All the runners on Sunday will be cheered by ‘Team Orange’, it’s what we do, and we’re famous for it. I hope that I never know anyone that will need these charities, they are all amazing and the jobs they do are priceless, but if nobody needs them it means my family and friends are fit and well. Cancer charities, Stroke, The Heart Foundation, Alzheimer’s and the list goes on, I do hope we never need you because that means we’re ok.

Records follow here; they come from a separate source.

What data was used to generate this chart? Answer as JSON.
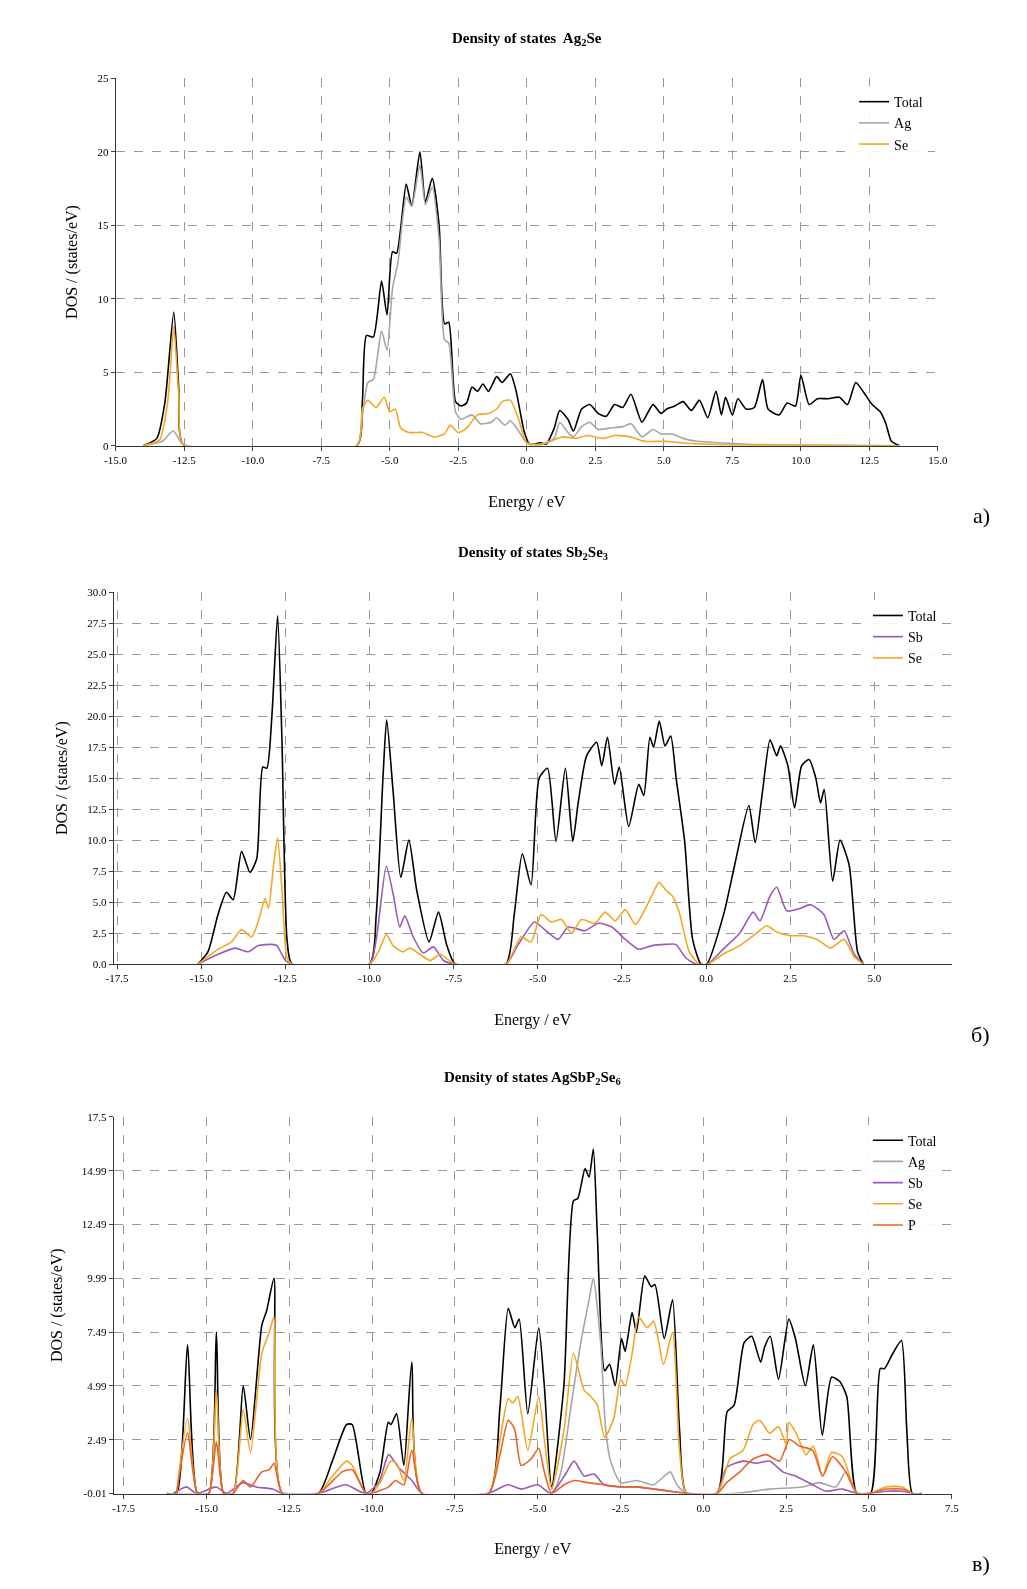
{
  "chart_data": [
    {
      "type": "line",
      "title": "Density of states  Ag$_{2}$Se",
      "xlabel": "Energy / eV",
      "ylabel": "DOS / (states/eV)",
      "annotations": [
        "а)"
      ],
      "grid": true,
      "legend": "top right",
      "xlim": [
        -15,
        15
      ],
      "xticks": [
        {
          "value": -15,
          "label": "-15.0"
        },
        {
          "value": -12.5,
          "label": "-12.5"
        },
        {
          "value": -10,
          "label": "-10.0"
        },
        {
          "value": -7.5,
          "label": "-7.5"
        },
        {
          "value": -5,
          "label": "-5.0"
        },
        {
          "value": -2.5,
          "label": "-2.5"
        },
        {
          "value": 0,
          "label": "0.0"
        },
        {
          "value": 2.5,
          "label": "2.5"
        },
        {
          "value": 5,
          "label": "5.0"
        },
        {
          "value": 7.5,
          "label": "7.5"
        },
        {
          "value": 10,
          "label": "10.0"
        },
        {
          "value": 12.5,
          "label": "12.5"
        },
        {
          "value": 15,
          "label": "15.0"
        }
      ],
      "ylim": [
        0,
        25
      ],
      "yticks": [
        0,
        5,
        10,
        15,
        20,
        25
      ],
      "series": [
        {
          "name": "Total",
          "color": "#000000",
          "x": [
            -14,
            -13.5,
            -13.2,
            -12.88,
            -12.7,
            -12.5,
            -6.2,
            -6.0,
            -5.85,
            -5.6,
            -5.3,
            -5.1,
            -4.9,
            -4.75,
            -4.4,
            -4.2,
            -3.9,
            -3.7,
            -3.45,
            -3.2,
            -3.0,
            -2.85,
            -2.6,
            -2.4,
            -2.2,
            -2.0,
            -1.8,
            -1.6,
            -1.4,
            -1.1,
            -0.9,
            -0.6,
            -0.4,
            -0.1,
            0.1,
            0.5,
            0.7,
            1.0,
            1.2,
            1.5,
            1.7,
            2.0,
            2.3,
            2.6,
            2.9,
            3.2,
            3.5,
            3.8,
            4.2,
            4.6,
            4.9,
            5.1,
            5.4,
            5.7,
            6.0,
            6.3,
            6.6,
            6.9,
            7.1,
            7.25,
            7.5,
            7.7,
            8.0,
            8.3,
            8.6,
            8.8,
            9.2,
            9.5,
            9.8,
            10.0,
            10.3,
            10.6,
            11.0,
            11.4,
            11.7,
            12.0,
            12.3,
            12.6,
            12.9,
            13.1,
            13.3,
            13.6
          ],
          "values": [
            0,
            0.5,
            3,
            9.1,
            4,
            0,
            0,
            3,
            7.5,
            7.4,
            11.2,
            8.9,
            13.2,
            13.1,
            17.8,
            16.3,
            20,
            16.6,
            18.2,
            15,
            8.3,
            8.4,
            3,
            2.7,
            2.9,
            4.0,
            3.7,
            4.2,
            3.7,
            4.7,
            4.3,
            4.9,
            3.8,
            1,
            0.1,
            0.2,
            0.1,
            1.2,
            2.4,
            1.8,
            1.0,
            2.5,
            2.8,
            2.2,
            2.0,
            2.8,
            2.6,
            3.5,
            1.6,
            2.8,
            2.2,
            2.5,
            2.7,
            3.0,
            2.4,
            3.1,
            1.9,
            3.7,
            2.1,
            3.3,
            2.1,
            3.2,
            2.5,
            2.6,
            4.5,
            2.5,
            2.1,
            2.9,
            2.7,
            4.8,
            2.8,
            3.2,
            3.2,
            3.3,
            2.8,
            4.3,
            3.6,
            2.8,
            2.3,
            1.5,
            0.3,
            0
          ]
        },
        {
          "name": "Ag",
          "color": "#a6a6a6",
          "x": [
            -14,
            -13.3,
            -12.9,
            -12.6,
            -12.4,
            -6.2,
            -6.0,
            -5.8,
            -5.6,
            -5.3,
            -5.1,
            -4.9,
            -4.7,
            -4.4,
            -4.2,
            -3.9,
            -3.7,
            -3.45,
            -3.2,
            -3.0,
            -2.85,
            -2.6,
            -2.4,
            -2.0,
            -1.7,
            -1.3,
            -1.1,
            -0.8,
            -0.6,
            -0.3,
            0,
            0.5,
            1.0,
            1.2,
            1.5,
            1.7,
            2.0,
            2.3,
            2.6,
            3.0,
            3.5,
            3.8,
            4.2,
            4.6,
            4.9,
            5.3,
            5.7,
            6.2,
            7.0,
            8.0,
            10,
            13.6
          ],
          "values": [
            0,
            0.3,
            1.0,
            0.2,
            0,
            0,
            2,
            4.3,
            4.5,
            7.8,
            6.5,
            10.7,
            12.5,
            16.9,
            16.3,
            19.1,
            16.4,
            17.6,
            14,
            7.2,
            7.0,
            2.3,
            1.8,
            2.1,
            1.5,
            1.6,
            1.9,
            1.4,
            1.7,
            1.0,
            0.2,
            0.1,
            0.5,
            1.6,
            0.9,
            0.6,
            1.3,
            1.6,
            1.1,
            1.2,
            1.3,
            1.5,
            0.6,
            1.1,
            0.8,
            0.8,
            0.5,
            0.3,
            0.2,
            0.1,
            0.05,
            0
          ]
        },
        {
          "name": "Se",
          "color": "#f5a623",
          "x": [
            -14,
            -13.4,
            -13.1,
            -12.88,
            -12.7,
            -12.5,
            -6.2,
            -6.0,
            -5.8,
            -5.5,
            -5.2,
            -5.0,
            -4.8,
            -4.6,
            -4.3,
            -3.8,
            -3.4,
            -3.0,
            -2.8,
            -2.5,
            -2.2,
            -1.8,
            -1.4,
            -1.1,
            -0.9,
            -0.6,
            -0.3,
            0,
            0.5,
            1.0,
            1.3,
            1.8,
            2.2,
            2.8,
            3.2,
            3.8,
            4.3,
            5,
            6,
            7.5,
            13.6
          ],
          "values": [
            0,
            0.4,
            3,
            8.1,
            3.5,
            0,
            0,
            2.5,
            3.1,
            2.6,
            3.3,
            2.3,
            2.5,
            1.2,
            0.9,
            0.9,
            0.6,
            0.8,
            1.4,
            0.9,
            1.2,
            2.1,
            2.2,
            2.5,
            3.0,
            3.1,
            1.8,
            0.2,
            0.05,
            0.4,
            0.6,
            0.5,
            0.7,
            0.5,
            0.7,
            0.6,
            0.3,
            0.3,
            0.15,
            0.05,
            0
          ]
        }
      ]
    },
    {
      "type": "line",
      "title": "Density of states Sb$_{2}$Se$_{3}$",
      "xlabel": "Energy / eV",
      "ylabel": "DOS / (states/eV)",
      "annotations": [
        "б)"
      ],
      "grid": true,
      "legend": "top right",
      "xlim": [
        -17.6,
        7.3
      ],
      "xticks": [
        {
          "value": -17.5,
          "label": "-17.5"
        },
        {
          "value": -15,
          "label": "-15.0"
        },
        {
          "value": -12.5,
          "label": "-12.5"
        },
        {
          "value": -10,
          "label": "-10.0"
        },
        {
          "value": -7.5,
          "label": "-7.5"
        },
        {
          "value": -5,
          "label": "-5.0"
        },
        {
          "value": -2.5,
          "label": "-2.5"
        },
        {
          "value": 0,
          "label": "0.0"
        },
        {
          "value": 2.5,
          "label": "2.5"
        },
        {
          "value": 5,
          "label": "5.0"
        }
      ],
      "ylim": [
        0,
        30
      ],
      "yticks": [
        {
          "value": 0,
          "label": "0.0"
        },
        {
          "value": 2.5,
          "label": "2.5"
        },
        {
          "value": 5,
          "label": "5.0"
        },
        {
          "value": 7.5,
          "label": "7.5"
        },
        {
          "value": 10,
          "label": "10.0"
        },
        {
          "value": 12.5,
          "label": "12.5"
        },
        {
          "value": 15,
          "label": "15.0"
        },
        {
          "value": 17.5,
          "label": "17.5"
        },
        {
          "value": 20,
          "label": "20.0"
        },
        {
          "value": 22.5,
          "label": "22.5"
        },
        {
          "value": 25,
          "label": "25.0"
        },
        {
          "value": 27.5,
          "label": "27.5"
        },
        {
          "value": 30,
          "label": "30.0"
        }
      ],
      "series": [
        {
          "name": "Total",
          "color": "#000000",
          "x": [
            -15.1,
            -14.8,
            -14.5,
            -14.25,
            -14.05,
            -13.8,
            -13.55,
            -13.35,
            -13.17,
            -13.05,
            -12.9,
            -12.73,
            -12.6,
            -12.45,
            -12.3,
            -10.0,
            -9.8,
            -9.6,
            -9.49,
            -9.3,
            -9.07,
            -8.83,
            -8.6,
            -8.23,
            -7.95,
            -7.7,
            -7.45,
            -5.95,
            -5.7,
            -5.46,
            -5.2,
            -4.96,
            -4.71,
            -4.46,
            -4.18,
            -3.96,
            -3.8,
            -3.55,
            -3.25,
            -3.1,
            -2.93,
            -2.72,
            -2.58,
            -2.3,
            -2.0,
            -1.85,
            -1.67,
            -1.56,
            -1.39,
            -1.22,
            -1.05,
            -0.89,
            -0.64,
            -0.4,
            -0.15,
            0.02,
            0.52,
            0.85,
            1.27,
            1.46,
            1.68,
            1.9,
            2.1,
            2.21,
            2.43,
            2.63,
            2.84,
            3.06,
            3.26,
            3.4,
            3.51,
            3.76,
            3.98,
            4.25,
            4.5,
            4.67
          ],
          "values": [
            0,
            1,
            4,
            5.8,
            5.2,
            9.1,
            7.4,
            8.5,
            15.9,
            15.8,
            20,
            28.1,
            18,
            2,
            0,
            0,
            4,
            15,
            19.7,
            14,
            7,
            10,
            6,
            1.8,
            4.2,
            1.5,
            0,
            0,
            4,
            8.9,
            6.4,
            15,
            15.8,
            9.9,
            15.8,
            9.9,
            13,
            16.8,
            17.9,
            16.0,
            18.3,
            14.5,
            15.9,
            11.1,
            14.5,
            13.6,
            18.3,
            17.5,
            19.6,
            17.6,
            18.4,
            15,
            10,
            2,
            0,
            0,
            4,
            8,
            12.8,
            9.8,
            14,
            18.1,
            16.8,
            17.6,
            16,
            12.6,
            16,
            16.5,
            15,
            13,
            14.1,
            6.7,
            10,
            8,
            1,
            0
          ]
        },
        {
          "name": "Sb",
          "color": "#9b59b6",
          "x": [
            -15.1,
            -14.5,
            -14.0,
            -13.6,
            -13.3,
            -12.9,
            -12.75,
            -12.5,
            -12.3,
            -10,
            -9.8,
            -9.5,
            -9.3,
            -9.1,
            -8.95,
            -8.7,
            -8.4,
            -8.1,
            -7.8,
            -7.45,
            -5.95,
            -5.6,
            -5.1,
            -4.8,
            -4.4,
            -4.1,
            -3.6,
            -3.2,
            -2.8,
            -2.4,
            -2.0,
            -1.6,
            -1.2,
            -0.9,
            -0.6,
            -0.3,
            0.05,
            0.5,
            1.0,
            1.4,
            1.6,
            1.9,
            2.1,
            2.4,
            2.8,
            3.1,
            3.5,
            3.8,
            4.1,
            4.4,
            4.67
          ],
          "values": [
            0,
            0.8,
            1.3,
            1.0,
            1.5,
            1.6,
            1.5,
            0.3,
            0,
            0,
            2,
            7.9,
            5.7,
            3,
            3.9,
            2.2,
            0.9,
            1.4,
            0.3,
            0,
            0,
            1.5,
            3.4,
            2.8,
            2.0,
            3,
            2.7,
            3.3,
            3.0,
            2.0,
            1.2,
            1.5,
            1.6,
            1.6,
            0.5,
            0,
            0,
            1.2,
            2.5,
            4.2,
            3.5,
            5.5,
            6.2,
            4.3,
            4.5,
            4.8,
            4.0,
            2.0,
            2.7,
            0.8,
            0
          ]
        },
        {
          "name": "Se",
          "color": "#f5a623",
          "x": [
            -15.1,
            -14.5,
            -14.1,
            -13.8,
            -13.5,
            -13.3,
            -13.1,
            -13.0,
            -12.85,
            -12.73,
            -12.6,
            -12.45,
            -12.3,
            -10,
            -9.7,
            -9.5,
            -9.3,
            -9.0,
            -8.8,
            -8.5,
            -8.2,
            -7.9,
            -7.45,
            -5.95,
            -5.5,
            -5.2,
            -4.9,
            -4.6,
            -4.3,
            -4.0,
            -3.7,
            -3.3,
            -3.0,
            -2.7,
            -2.4,
            -2.1,
            -1.8,
            -1.55,
            -1.4,
            -1.2,
            -1.0,
            -0.8,
            -0.5,
            -0.2,
            0.05,
            0.5,
            1.0,
            1.5,
            1.8,
            2.1,
            2.5,
            2.9,
            3.3,
            3.7,
            4.1,
            4.4,
            4.67
          ],
          "values": [
            0,
            1.2,
            1.8,
            2.8,
            2.2,
            3.5,
            5.3,
            4.5,
            8,
            10.2,
            6,
            0.5,
            0,
            0,
            1.2,
            2.4,
            1.5,
            1.0,
            1.3,
            0.8,
            0.3,
            0.8,
            0,
            0,
            2.2,
            1.8,
            4.0,
            3.4,
            3.6,
            2.5,
            3.6,
            3.3,
            4.2,
            3.5,
            4.4,
            3.2,
            4.5,
            5.9,
            6.6,
            6.0,
            5.5,
            4.2,
            1,
            0,
            0,
            0.8,
            1.5,
            2.5,
            3.1,
            2.6,
            2.3,
            2.3,
            2.0,
            1.3,
            2.0,
            0.6,
            0
          ]
        }
      ]
    },
    {
      "type": "line",
      "title": "Density of states AgSbP$_{2}$Se$_{6}$",
      "xlabel": "Energy / eV",
      "ylabel": "DOS / (states/eV)",
      "annotations": [
        "в)"
      ],
      "grid": true,
      "legend": "top right",
      "xlim": [
        -17.8,
        7.5
      ],
      "xticks": [
        {
          "value": -17.5,
          "label": "-17.5"
        },
        {
          "value": -15,
          "label": "-15.0"
        },
        {
          "value": -12.5,
          "label": "-12.5"
        },
        {
          "value": -10,
          "label": "-10.0"
        },
        {
          "value": -7.5,
          "label": "-7.5"
        },
        {
          "value": -5,
          "label": "-5.0"
        },
        {
          "value": -2.5,
          "label": "-2.5"
        },
        {
          "value": 0,
          "label": "0.0"
        },
        {
          "value": 2.5,
          "label": "2.5"
        },
        {
          "value": 5,
          "label": "5.0"
        },
        {
          "value": 7.5,
          "label": "7.5"
        }
      ],
      "ylim": [
        -0.01,
        17.5
      ],
      "yticks": [
        -0.01,
        2.49,
        4.99,
        7.49,
        9.99,
        12.49,
        14.99,
        17.5
      ],
      "series": [
        {
          "name": "Total",
          "color": "#000000",
          "x": [
            -16.2,
            -15.9,
            -15.57,
            -15.27,
            -14.93,
            -14.7,
            -14.48,
            -14.19,
            -13.89,
            -13.67,
            -13.33,
            -13.18,
            -12.96,
            -12.71,
            -11.62,
            -11.2,
            -10.77,
            -10.6,
            -10.19,
            -10.02,
            -9.76,
            -9.51,
            -9.43,
            -9.26,
            -9.04,
            -8.8,
            -8.5,
            -6.48,
            -6.14,
            -5.89,
            -5.69,
            -5.56,
            -5.3,
            -4.97,
            -4.8,
            -4.58,
            -4.21,
            -3.92,
            -3.79,
            -3.57,
            -3.45,
            -3.32,
            -3.2,
            -2.98,
            -2.83,
            -2.66,
            -2.47,
            -2.36,
            -2.15,
            -2.02,
            -1.77,
            -1.57,
            -1.46,
            -1.18,
            -0.93,
            -0.72,
            -0.51,
            0.42,
            0.72,
            0.93,
            1.23,
            1.46,
            1.73,
            1.85,
            2.02,
            2.27,
            2.58,
            2.78,
            3.08,
            3.32,
            3.59,
            3.87,
            4.12,
            4.33,
            4.63,
            5.05,
            5.34,
            5.47,
            5.72,
            5.98,
            6.14,
            6.31,
            6.6
          ],
          "values": [
            -0.01,
            0,
            6.9,
            0,
            0,
            7.5,
            0,
            0,
            5.0,
            2.5,
            7.8,
            8.5,
            9.99,
            0,
            0,
            1.5,
            3.2,
            3.2,
            0,
            0,
            1,
            3.3,
            3.2,
            3.7,
            1.3,
            6.1,
            0,
            0,
            4,
            8.6,
            7.7,
            8.1,
            3.7,
            7.7,
            5,
            0.3,
            5,
            13.6,
            13.7,
            15.1,
            14.7,
            16.0,
            12,
            5.7,
            6.0,
            5.0,
            7.2,
            6.6,
            8.4,
            7.5,
            10.1,
            9.6,
            9.7,
            7.2,
            9.0,
            3,
            0,
            0,
            3.8,
            4.1,
            7.0,
            7.3,
            6.1,
            6.8,
            7.3,
            5.3,
            8.1,
            7.2,
            5.0,
            6.9,
            2.7,
            5.4,
            5.2,
            4.5,
            0,
            0,
            5.8,
            5.8,
            6.5,
            7.1,
            3,
            0,
            -0.01
          ]
        },
        {
          "name": "Ag",
          "color": "#a6a6a6",
          "x": [
            -16,
            -4.58,
            -4.3,
            -4.0,
            -3.7,
            -3.45,
            -3.32,
            -3.1,
            -2.95,
            -2.8,
            -2.5,
            -2.0,
            -1.5,
            -1.0,
            -0.8,
            -0.5,
            1.0,
            2.0,
            3.0,
            3.5,
            4.0,
            4.3,
            4.5,
            4.63
          ],
          "values": [
            0,
            0,
            1,
            4,
            7,
            9,
            9.99,
            7,
            3,
            1.5,
            0.5,
            0.6,
            0.4,
            1.0,
            0.4,
            0,
            0,
            0.2,
            0.3,
            0.5,
            0.3,
            1.0,
            0.4,
            0
          ]
        },
        {
          "name": "Sb",
          "color": "#9b59b6",
          "x": [
            -16,
            -15.6,
            -15.3,
            -14.7,
            -14.4,
            -13.9,
            -13.5,
            -13.0,
            -12.7,
            -11.6,
            -10.8,
            -10.2,
            -9.8,
            -9.5,
            -9.2,
            -8.8,
            -8.5,
            -6.5,
            -5.9,
            -5.5,
            -5.0,
            -4.6,
            -4.2,
            -3.9,
            -3.6,
            -3.3,
            -3.0,
            -2.5,
            -2.0,
            -1.5,
            -1,
            -0.5,
            0.4,
            0.7,
            1.2,
            1.6,
            2.0,
            2.4,
            2.8,
            3.3,
            3.7,
            4.2,
            4.63,
            5.05,
            5.5,
            6.0,
            6.31
          ],
          "values": [
            0,
            0.3,
            0,
            0.3,
            0,
            0.5,
            0.3,
            0.2,
            0,
            0,
            0.4,
            0,
            0.5,
            1.8,
            1.2,
            0.6,
            0,
            0,
            0.4,
            0.2,
            0.4,
            0,
            0.8,
            1.5,
            0.8,
            0.9,
            0.4,
            0.3,
            0.3,
            0.2,
            0.1,
            0,
            0,
            1.2,
            1.5,
            1.4,
            1.5,
            1.0,
            0.8,
            0.4,
            0.1,
            0.2,
            0,
            0,
            0.1,
            0.1,
            0
          ]
        },
        {
          "name": "Se",
          "color": "#f5a623",
          "x": [
            -15.9,
            -15.57,
            -15.27,
            -14.93,
            -14.7,
            -14.48,
            -14.19,
            -13.89,
            -13.67,
            -13.33,
            -13.1,
            -12.96,
            -12.71,
            -11.62,
            -11.2,
            -10.77,
            -10.6,
            -10.19,
            -10.02,
            -9.76,
            -9.43,
            -9.26,
            -9.04,
            -8.8,
            -8.5,
            -6.48,
            -6.14,
            -5.89,
            -5.75,
            -5.6,
            -5.3,
            -4.97,
            -4.8,
            -4.58,
            -4.2,
            -3.92,
            -3.6,
            -3.4,
            -3.2,
            -2.98,
            -2.7,
            -2.5,
            -2.36,
            -2.15,
            -1.95,
            -1.7,
            -1.5,
            -1.2,
            -0.93,
            -0.72,
            -0.51,
            0.42,
            0.8,
            1.2,
            1.5,
            1.7,
            2.0,
            2.27,
            2.5,
            2.58,
            2.8,
            3.1,
            3.32,
            3.6,
            3.87,
            4.2,
            4.63,
            5.05,
            5.5,
            6.0,
            6.31
          ],
          "values": [
            0,
            3.5,
            0,
            0,
            4.8,
            0,
            0,
            3.9,
            1.9,
            6.5,
            7.5,
            8.2,
            0,
            0,
            0.8,
            1.5,
            1.3,
            0,
            0,
            0.5,
            1.5,
            1.4,
            0.6,
            3.5,
            0,
            0,
            2.5,
            4.4,
            4.2,
            4.5,
            2.0,
            4.5,
            2.5,
            0.2,
            3,
            6.5,
            4.8,
            4.5,
            4.1,
            2.6,
            3.5,
            5.3,
            5.0,
            6.5,
            8.2,
            7.7,
            8.0,
            6.0,
            7.5,
            2,
            0,
            0,
            1.6,
            2.0,
            3.2,
            3.4,
            2.8,
            3.1,
            2.3,
            3.3,
            2.8,
            1.8,
            2.2,
            0.8,
            1.9,
            1.7,
            0,
            0,
            0.3,
            0.3,
            0
          ]
        },
        {
          "name": "P",
          "color": "#e8642a",
          "x": [
            -15.9,
            -15.57,
            -15.27,
            -14.93,
            -14.7,
            -14.48,
            -14.19,
            -13.89,
            -13.67,
            -13.33,
            -13.1,
            -12.96,
            -12.71,
            -11.62,
            -10.9,
            -10.6,
            -10.19,
            -10.02,
            -9.5,
            -9.3,
            -9.04,
            -8.8,
            -8.5,
            -6.48,
            -6.14,
            -5.89,
            -5.7,
            -5.5,
            -5.2,
            -4.97,
            -4.8,
            -4.58,
            -4.2,
            -3.9,
            -3.5,
            -3.0,
            -2.5,
            -2.0,
            -1.5,
            -1,
            -0.51,
            0.42,
            0.7,
            1.1,
            1.5,
            1.9,
            2.3,
            2.6,
            2.9,
            3.3,
            3.6,
            3.9,
            4.3,
            4.63,
            5.05,
            5.5,
            6,
            6.31
          ],
          "values": [
            0,
            2.8,
            0,
            0,
            2.4,
            0,
            0,
            0.6,
            0.3,
            1.0,
            1.1,
            1.4,
            0,
            0,
            1.0,
            1.1,
            0,
            0,
            0.3,
            0.6,
            0.4,
            2.0,
            0,
            0,
            1.8,
            3.4,
            3.0,
            1.3,
            1.6,
            2.1,
            1.0,
            0,
            0.4,
            0.6,
            0.5,
            0.4,
            0.3,
            0.3,
            0.2,
            0.1,
            0,
            0,
            0.5,
            1.0,
            1.6,
            1.8,
            1.5,
            2.5,
            2.2,
            2.0,
            0.8,
            1.7,
            1.0,
            0,
            0,
            0.2,
            0.2,
            0
          ]
        }
      ]
    }
  ]
}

What about me and my miles? Well like I said, it’s been a tough year but the adventure is real, exciting and also exhausting, but I’ve learnt it’s not all about me. When I feel like stopping I can’t, I have to think of others, there is a much bigger picture. It would be easy to stop but then that becomes a habit in life. I realise there are shortcuts out there, easier roads I could travel but that would never inspire anyone. Not that I’m inspirational, that’s a word that I shy away from. Inspirational people are the ones that didn’t need to get involved, inspirational people are the ones that pull on that vest and run. Inspirational people are the ones that say I’ll just keep going for you and all the while they spread the word about it and get more and more people involved. I’m just trying my best to keep moving and I’m having fun along the way.
Thanks to everyone that has helped me so far this year and thank you to the many thousands of people that are running to help someone on Sunday. Soak it up, it’ll be one of the best days of your life and the admiration, respect and jelly beans people will have for you along the route will be thoroughly deserved.
Many thanks Bernie and also to the thousands of others taking part on Sunday.